Footage shows flames burning inside the Wafu Bar restaurant near the Rue de Rivoli as the fire took hold on Wednesday afternoon.

On Monday, the country’s parliament ousted prime minister Francois Bayrou in a confidence vote over his plans to tame the country’s ballooning debt. This led the president, Emmanuel Macron, to appoint his fifth prime minister in less than two years, choosing a close ally, Sebastien Lecornu, which outraged left-wing politicians.

Firefighters and police were deployed, using teargas to tackle chaos on the capital’s streets, with protests and traffic disruption also reported on highways throughout the country, including in Marseille, Montpellier, Nantes and Lyon. At least 300 people have been arrested across France.

The protests are being organised by the “Block Everything” movement – a group with no centralised leadership that sprang up online in May among right-wing organisations, researchers and officials said, but has since been taken over by the left and the far left.

They have been compared to the 2018 “Yellow Vest” protests, which initially arose over fuel price hikes but morphed into a broader movement against Mr Macron and his plans for economic reform.

French police fire teargas grenades during a protest in Marseille, in the south of France, on Wednesday (AP)

The demonstrations are taking place across France. Mr Retailleau told reporters that around 50 hooded people tried to start a blockade in Bordeaux, while in Toulouse, in the southwest of the country, a fire disrupted train traffic early on Wednesday, though it was quickly extinguished.

He said 80,000 security forces had been deployed, including 6,000 in Paris. French media had reported that 100,000 people were expected to take part in the demonstrations.

“Anger has been rumbling for months, even years,” said Daniel Bretones, a union member protesting in Marseille. “We’re on the fifth prime minister under Macron’s second term, and it has never changed anything.”

French politics have been in disarray since Macron called snap elections last year that produced a deeply fragmented legislature.
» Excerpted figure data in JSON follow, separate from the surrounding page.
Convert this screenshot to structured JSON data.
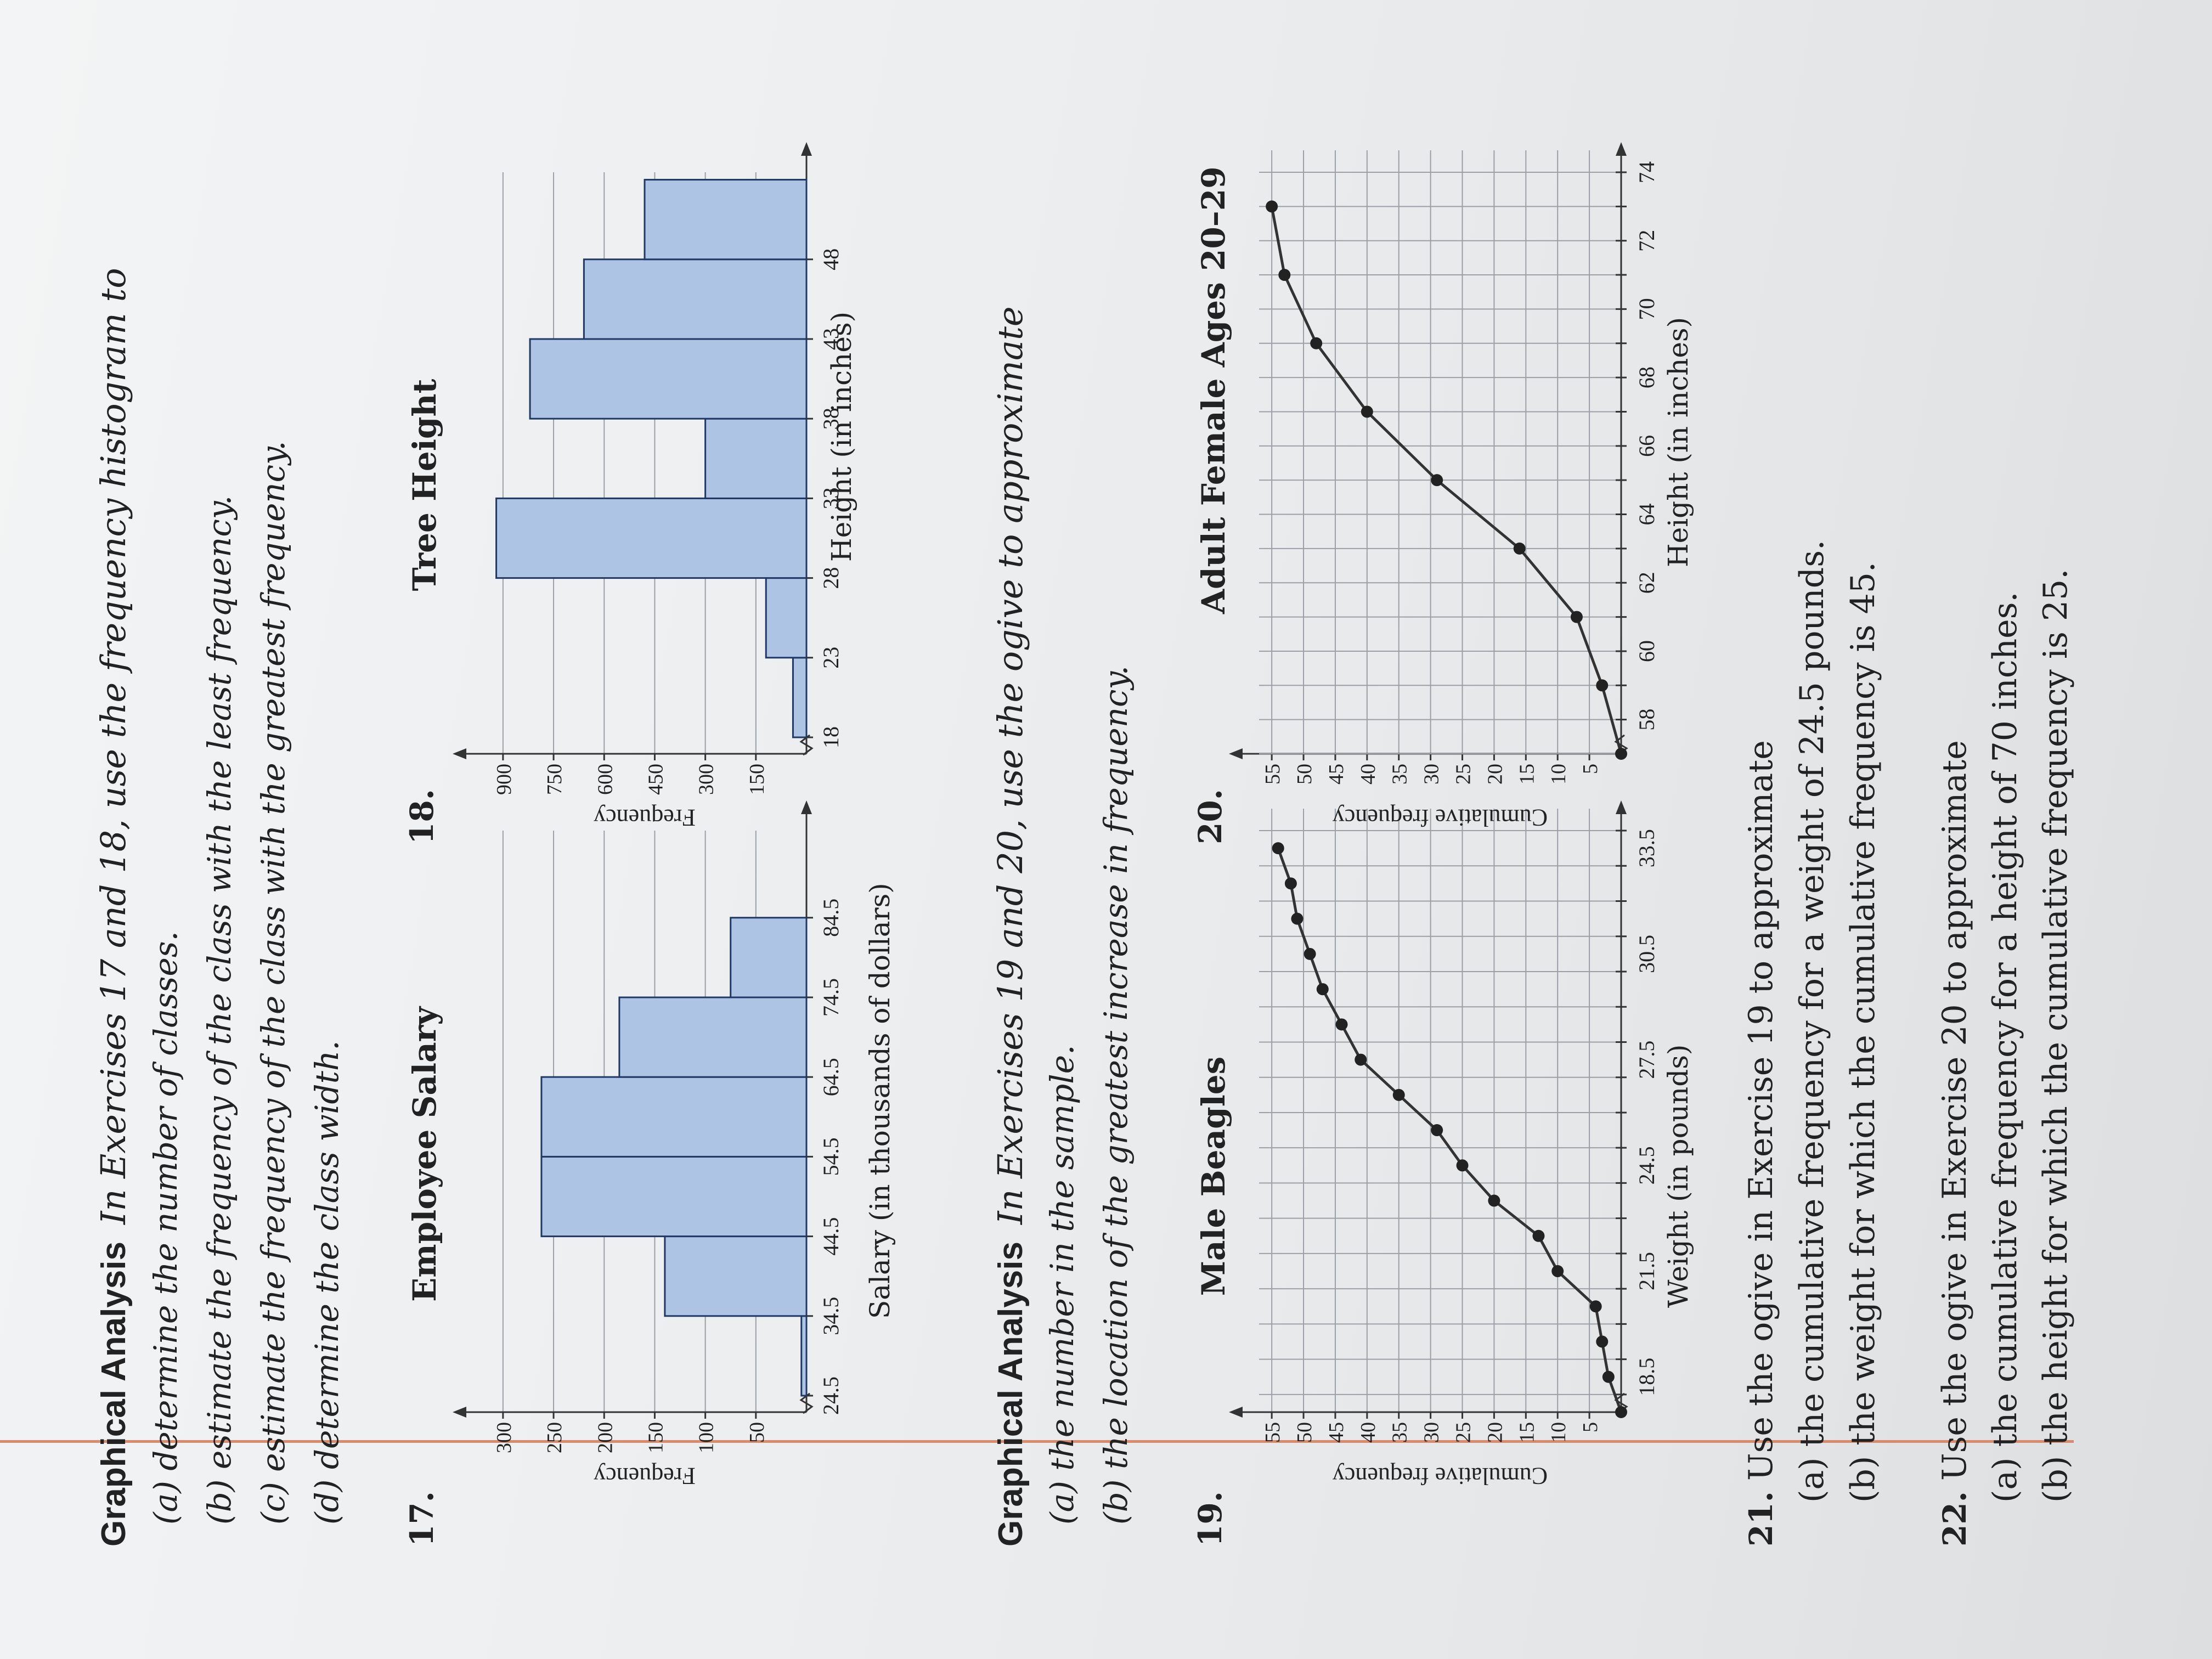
{
  "sec1": {
    "heading": "Graphical Analysis",
    "intro": "In Exercises 17 and 18, use the frequency histogram to",
    "items": [
      "(a)  determine the number of classes.",
      "(b)  estimate the frequency of the class with the least frequency.",
      "(c)  estimate the frequency of the class with the greatest frequency.",
      "(d)  determine the class width."
    ]
  },
  "sec2": {
    "heading": "Graphical Analysis",
    "intro": "In Exercises 19 and 20, use the ogive to approximate",
    "items": [
      "(a)  the number in the sample.",
      "(b)  the location of the greatest increase in frequency."
    ]
  },
  "ex17": {
    "number": "17."
  },
  "ex18": {
    "number": "18."
  },
  "ex19": {
    "number": "19."
  },
  "ex20": {
    "number": "20."
  },
  "ex21": {
    "number": "21.",
    "text": "Use the ogive in Exercise 19 to approximate",
    "items": [
      "(a)  the cumulative frequency for a weight of 24.5 pounds.",
      "(b)  the weight for which the cumulative frequency is 45."
    ]
  },
  "ex22": {
    "number": "22.",
    "text": "Use the ogive in Exercise 20 to approximate",
    "items": [
      "(a)  the cumulative frequency for a height of 70 inches.",
      "(b)  the height for which the cumulative frequency is 25."
    ]
  },
  "chart_data": [
    {
      "type": "bar",
      "title": "Employee Salary",
      "xlabel": "Salary (in thousands of dollars)",
      "ylabel": "Frequency",
      "categories": [
        "24.5",
        "34.5",
        "44.5",
        "54.5",
        "64.5",
        "74.5",
        "84.5"
      ],
      "values": [
        5,
        140,
        262,
        262,
        185,
        75,
        0
      ],
      "yticks": [
        50,
        100,
        150,
        200,
        250,
        300
      ],
      "ylim": [
        0,
        320
      ],
      "grid": true,
      "bar_color": "#aec4e4"
    },
    {
      "type": "bar",
      "title": "Tree Height",
      "xlabel": "Height (in inches)",
      "ylabel": "Frequency",
      "categories": [
        "18",
        "23",
        "28",
        "33",
        "38",
        "43",
        "48"
      ],
      "values": [
        40,
        120,
        920,
        300,
        820,
        660,
        480
      ],
      "yticks": [
        150,
        300,
        450,
        600,
        750,
        900
      ],
      "ylim": [
        0,
        960
      ],
      "grid": true,
      "bar_color": "#aec4e4"
    },
    {
      "type": "line",
      "title": "Male Beagles",
      "xlabel": "Weight (in pounds)",
      "ylabel": "Cumulative frequency",
      "xticks": [
        "18.5",
        "21.5",
        "24.5",
        "27.5",
        "30.5",
        "33.5"
      ],
      "x": [
        17.5,
        18.5,
        19.5,
        20.5,
        21.5,
        22.5,
        23.5,
        24.5,
        25.5,
        26.5,
        27.5,
        28.5,
        29.5,
        30.5,
        31.5,
        32.5,
        33.5
      ],
      "y": [
        0,
        2,
        3,
        4,
        10,
        13,
        20,
        25,
        29,
        35,
        41,
        44,
        47,
        49,
        51,
        52,
        54
      ],
      "yticks": [
        5,
        10,
        15,
        20,
        25,
        30,
        35,
        40,
        45,
        50,
        55
      ],
      "xlim": [
        17.5,
        34
      ],
      "ylim": [
        0,
        57
      ],
      "grid": true
    },
    {
      "type": "line",
      "title": "Adult Female Ages 20–29",
      "xlabel": "Height (in inches)",
      "ylabel": "Cumulative frequency",
      "xticks": [
        "58",
        "60",
        "62",
        "64",
        "66",
        "68",
        "70",
        "72",
        "74"
      ],
      "x": [
        57,
        59,
        61,
        63,
        65,
        67,
        69,
        71,
        73
      ],
      "y": [
        0,
        3,
        7,
        16,
        29,
        40,
        48,
        53,
        55
      ],
      "yticks": [
        5,
        10,
        15,
        20,
        25,
        30,
        35,
        40,
        45,
        50,
        55
      ],
      "xlim": [
        57,
        74
      ],
      "ylim": [
        0,
        57
      ],
      "grid": true
    }
  ]
}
Far-right and left-wing lawmakers hold over 320 seats at the National Assembly, while the centrists and allied conservatives hold 210.

New Prime Minister Sebastien Lecornu took to office amid the chaos, pledging to find creative ways to work with rivals to pass a debt-slimming budget while also promising new policy directions. He is known as a loyalist who is unlikely to rip up Macron’s pro-business economic agenda, and has has pledged to consult with all political forces and trade unions before forming his Cabinet.
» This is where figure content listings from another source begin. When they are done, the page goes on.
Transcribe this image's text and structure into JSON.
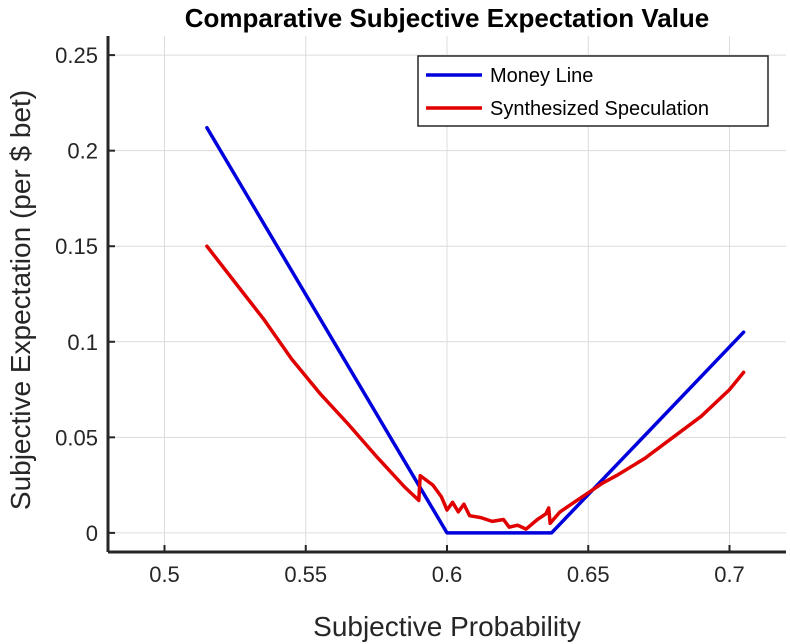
{
  "chart_data": {
    "type": "line",
    "title": "Comparative Subjective Expectation Value",
    "xlabel": "Subjective Probability",
    "ylabel": "Subjective Expectation (per $ bet)",
    "xlim": [
      0.48,
      0.72
    ],
    "ylim": [
      -0.01,
      0.26
    ],
    "xticks": [
      0.5,
      0.55,
      0.6,
      0.65,
      0.7
    ],
    "yticks": [
      0,
      0.05,
      0.1,
      0.15,
      0.2,
      0.25
    ],
    "xtick_labels": [
      "0.5",
      "0.55",
      "0.6",
      "0.65",
      "0.7"
    ],
    "ytick_labels": [
      "0",
      "0.05",
      "0.1",
      "0.15",
      "0.2",
      "0.25"
    ],
    "grid": true,
    "legend_position": "top-right",
    "series": [
      {
        "name": "Money Line",
        "color": "#0000dd",
        "x": [
          0.515,
          0.6,
          0.637,
          0.705
        ],
        "y": [
          0.212,
          0.0,
          0.0,
          0.105
        ]
      },
      {
        "name": "Synthesized Speculation",
        "color": "#e00000",
        "x": [
          0.515,
          0.525,
          0.535,
          0.545,
          0.555,
          0.565,
          0.575,
          0.585,
          0.59,
          0.5905,
          0.595,
          0.598,
          0.6,
          0.602,
          0.604,
          0.606,
          0.608,
          0.612,
          0.616,
          0.62,
          0.622,
          0.625,
          0.628,
          0.632,
          0.635,
          0.636,
          0.6365,
          0.64,
          0.645,
          0.65,
          0.655,
          0.66,
          0.67,
          0.68,
          0.69,
          0.7,
          0.705
        ],
        "y": [
          0.15,
          0.131,
          0.112,
          0.091,
          0.073,
          0.057,
          0.04,
          0.024,
          0.017,
          0.03,
          0.025,
          0.019,
          0.012,
          0.016,
          0.011,
          0.015,
          0.009,
          0.008,
          0.006,
          0.007,
          0.003,
          0.004,
          0.002,
          0.007,
          0.01,
          0.013,
          0.005,
          0.011,
          0.016,
          0.021,
          0.026,
          0.03,
          0.039,
          0.05,
          0.061,
          0.075,
          0.084
        ]
      }
    ]
  }
}
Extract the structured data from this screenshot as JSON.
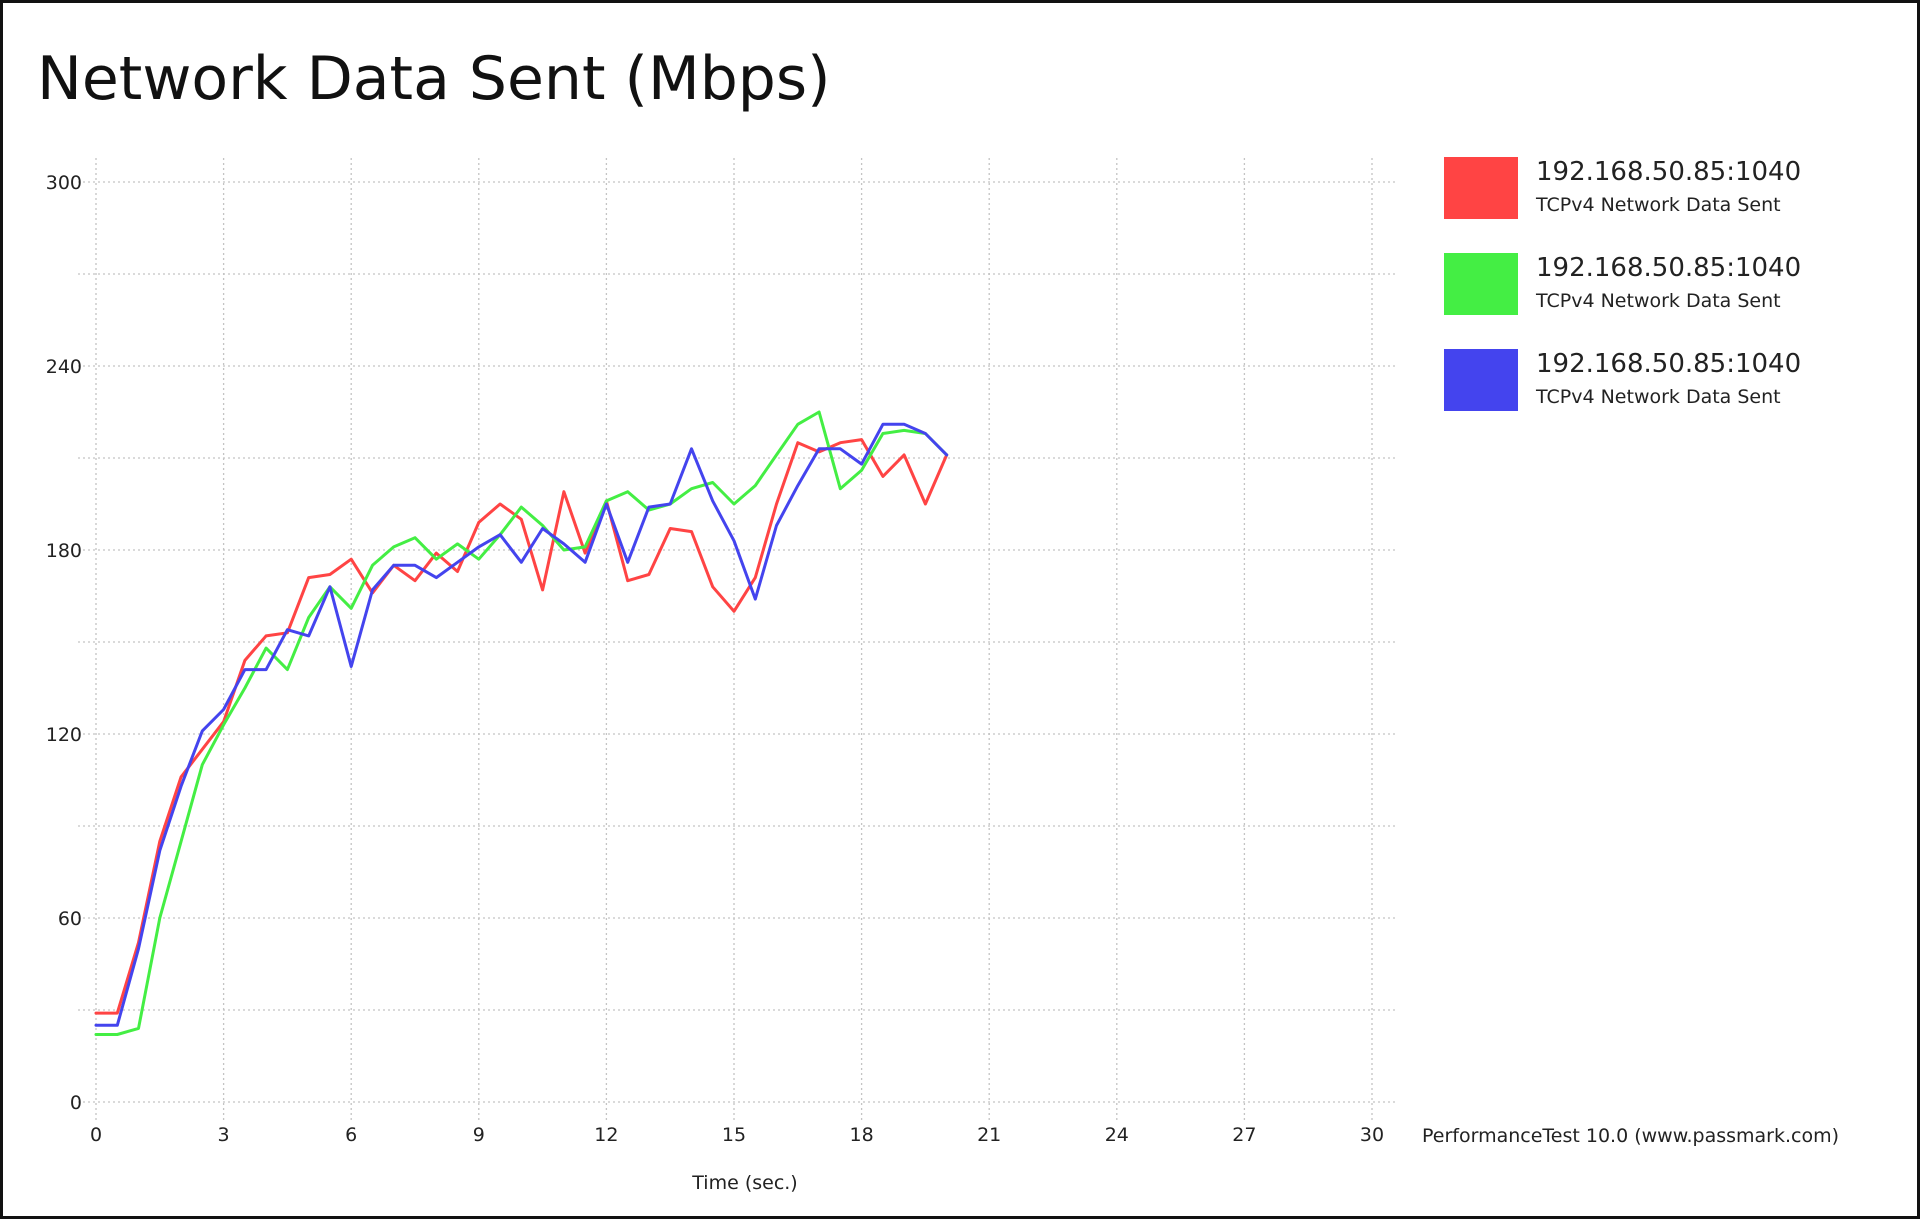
{
  "chart_data": {
    "type": "line",
    "title": "Network Data Sent (Mbps)",
    "xlabel": "Time (sec.)",
    "ylabel": "",
    "xlim": [
      0,
      30
    ],
    "ylim": [
      0,
      300
    ],
    "x_ticks": [
      0,
      3,
      6,
      9,
      12,
      15,
      18,
      21,
      24,
      27,
      30
    ],
    "y_ticks": [
      0,
      60,
      120,
      180,
      240,
      300
    ],
    "grid": true,
    "legend_position": "right",
    "series": [
      {
        "name": "192.168.50.85:1040",
        "description": "TCPv4 Network Data Sent",
        "color": "#ff4444",
        "x": [
          0,
          0.5,
          1,
          1.5,
          2,
          2.5,
          3,
          3.5,
          4,
          4.5,
          5,
          5.5,
          6,
          6.5,
          7,
          7.5,
          8,
          8.5,
          9,
          9.5,
          10,
          10.5,
          11,
          11.5,
          12,
          12.5,
          13,
          13.5,
          14,
          14.5,
          15,
          15.5,
          16,
          16.5,
          17,
          17.5,
          18,
          18.5,
          19,
          19.5,
          20
        ],
        "values": [
          29,
          29,
          52,
          85,
          106,
          115,
          124,
          144,
          152,
          153,
          171,
          172,
          177,
          166,
          175,
          170,
          179,
          173,
          189,
          195,
          190,
          167,
          199,
          179,
          196,
          170,
          172,
          187,
          186,
          168,
          160,
          171,
          195,
          215,
          212,
          215,
          216,
          204,
          211,
          195,
          211
        ]
      },
      {
        "name": "192.168.50.85:1040",
        "description": "TCPv4 Network Data Sent",
        "color": "#44ee44",
        "x": [
          0,
          0.5,
          1,
          1.5,
          2,
          2.5,
          3,
          3.5,
          4,
          4.5,
          5,
          5.5,
          6,
          6.5,
          7,
          7.5,
          8,
          8.5,
          9,
          9.5,
          10,
          10.5,
          11,
          11.5,
          12,
          12.5,
          13,
          13.5,
          14,
          14.5,
          15,
          15.5,
          16,
          16.5,
          17,
          17.5,
          18,
          18.5,
          19,
          19.5,
          20
        ],
        "values": [
          22,
          22,
          24,
          60,
          85,
          110,
          123,
          135,
          148,
          141,
          158,
          168,
          161,
          175,
          181,
          184,
          177,
          182,
          177,
          185,
          194,
          188,
          180,
          181,
          196,
          199,
          193,
          195,
          200,
          202,
          195,
          201,
          211,
          221,
          225,
          200,
          206,
          218,
          219,
          218,
          211
        ]
      },
      {
        "name": "192.168.50.85:1040",
        "description": "TCPv4 Network Data Sent",
        "color": "#4444ee",
        "x": [
          0,
          0.5,
          1,
          1.5,
          2,
          2.5,
          3,
          3.5,
          4,
          4.5,
          5,
          5.5,
          6,
          6.5,
          7,
          7.5,
          8,
          8.5,
          9,
          9.5,
          10,
          10.5,
          11,
          11.5,
          12,
          12.5,
          13,
          13.5,
          14,
          14.5,
          15,
          15.5,
          16,
          16.5,
          17,
          17.5,
          18,
          18.5,
          19,
          19.5,
          20
        ],
        "values": [
          25,
          25,
          50,
          82,
          103,
          121,
          128,
          141,
          141,
          154,
          152,
          168,
          142,
          167,
          175,
          175,
          171,
          176,
          181,
          185,
          176,
          187,
          182,
          176,
          195,
          176,
          194,
          195,
          213,
          196,
          183,
          164,
          188,
          201,
          213,
          213,
          208,
          221,
          221,
          218,
          211
        ]
      }
    ]
  },
  "credit": "PerformanceTest 10.0 (www.passmark.com)"
}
A road in Paris is blocked by overturned bins as disruption takes place across the country (AP)

His first challenge will be how to steer a streamlined 2026 budget through parliament, which is split into three distinct ideological blocs. Parties broadly agree on the need to slash France's deficit, which reached 5.8% of GDP in 2024, but not on how to do it.

The new PM must send a draft of the budget to parliament by 7 October, and it will have until 13 October to pass before the year’s end.

While the hard-left said it would seek to topple Lecornu with an immediate no-confidence motion, the far-right National Rally (RN) signalled tentative willingness to work with him on the budget - as long as its budgetary demands are met.

"His budget will be RN or his government will not be," RN lawmaker Laure Lavalette posted on X late on Tuesday.

The unrest also comes after the discovery of a number of severed pigs’ heads – five of which had Mr Macron’s name written on them – close to mosques in the Paris area on Tuesday. It is thought that the incident may bear the hallmarks of previous suspected Russian-linked acts of attempted destabilisation that have targeted France and other allies of Ukraine.

Paris police chief Laurent Nunez said that although investigations are still underway, “we cannot help but draw links with previous acts that happened, often at night, and which later proved to be acts of foreign interference”.

He said the placement of pigs’ heads in the vicinity of nine mosques – four in Paris and five others in its suburbs – appeared to have been “carried out simultaneously, necessarily by several people”.